The FBI summed up – much to the shock of the surviving family – that Tina may have taken part or aided the killer(s) in the activity that night. But when it comes to the Keddie Murders, the lack of a clear motive and the array of theories muddied the waters.
Tina disappeared from the face of the earth for three years, until partial remains were recovered ( the skull and detached lower mandible ) in 1984. This resolution of sorts offered too few solutions. In the absence of the truth, the murders became swamped in wild tales involving drug trafficking, the Mafia, hired assassins, sex rings and all sorts of sordid nastiness.
Martin Smartt and John Boubede were the prime suspects in the killings. A cook by trade, Smartt served two tours in ‘Nam and believed his experiences of war left deep psychological scars. Like many soldiers over there, he took advantage of the easy access to drugs and returned to the US like a five-star lunatic. One time, he threatened to kill his brother and blow up his parents’ house. His behavior upon rotating back to the world was erratic, violent and unpredictable. He also routinely threatened the lives of his wife and children.
Smartt’s propensity to anger quickly and act violently towards others, even his nearest and dearest, as well as a lack of a solid alibi during the night of April 11 and into the early hours of April 12, created suspicion among folk. His wife’s doubts about him stemmed from an abusive nature, and lightening quick temper and the fact she thought he was more than capable of committing murder.
A month before the killings took place, Smartt befriended John Boubede, while attending a hospital for veterans, in Reno, Nevada. Smartt invited him to move into the Smartt’s cabin, numbered 26, without any prior notification, and he became a fixture in the household. They became bosom buddies.
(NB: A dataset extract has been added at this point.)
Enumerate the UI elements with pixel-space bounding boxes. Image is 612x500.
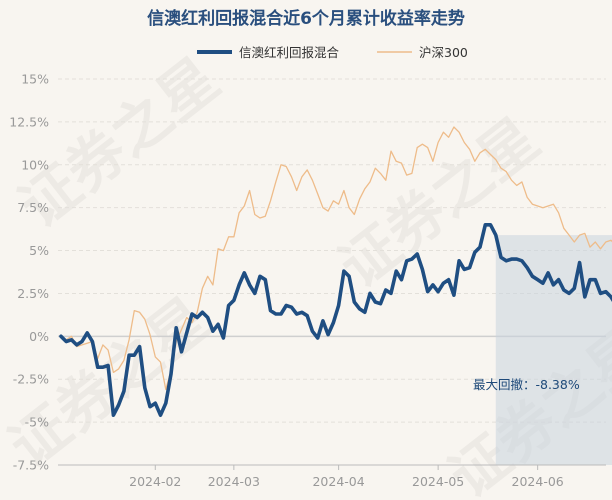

Boubede was a convicted criminal with a rap sheet including breaking and entering, home invasion, bank robbery and allegedly he had links to the Chicago Mafia. He was a bad egg and certainly not the kind of man you bring into a sleepy rural community.
Marilyn Smartt set off for a night out at the Backdoor Bar, their local watering hole. Her husband insisted on inviting Glenna, so that his buddy Boubede had some female company. Boubede had take a shine to Glenna, but she didn’t want to go and told Marilyn so. Later on, though Marilyn is a somewhat unreliable witness, she told the police the rejection left her husband and Boubede stewing and in a grumpy mood. But would such a slight kick off a mass killing?
Smartt and Boubede were interviewed by the police on April 13 and gave statements. These interviews were taped and transcribed. In them, both men related their comings and goings during the night. The accounts are evasive and possibly total fiction after a certain point. Incredibly, when such holes in their statements appeared, detectives conducting the interviews, failed to recognize them.
Smartt concocted a tale about two guys he’d never seen before, drinking in the Backdoor bar who looked odd. No other witnesses interviewed recalled these two men. Boubede played the ‘I'm new in town and don’t know nothing’ card. Acting dumb worked for him. Later, Boubede was driven to a local bus station and he left town for Klamath Falls, Oregon. Smartt remained and undertook a polygraph test on April 17, passed it and left Keddie for good.
For Sheila Sharp and others directly affected, the killings continued to plague their lives. Like a wound, it can fester and spread. The Keddie Murders rank as one of California’s greatest unsolved crimes and one of the most baffling. The truth may never be known.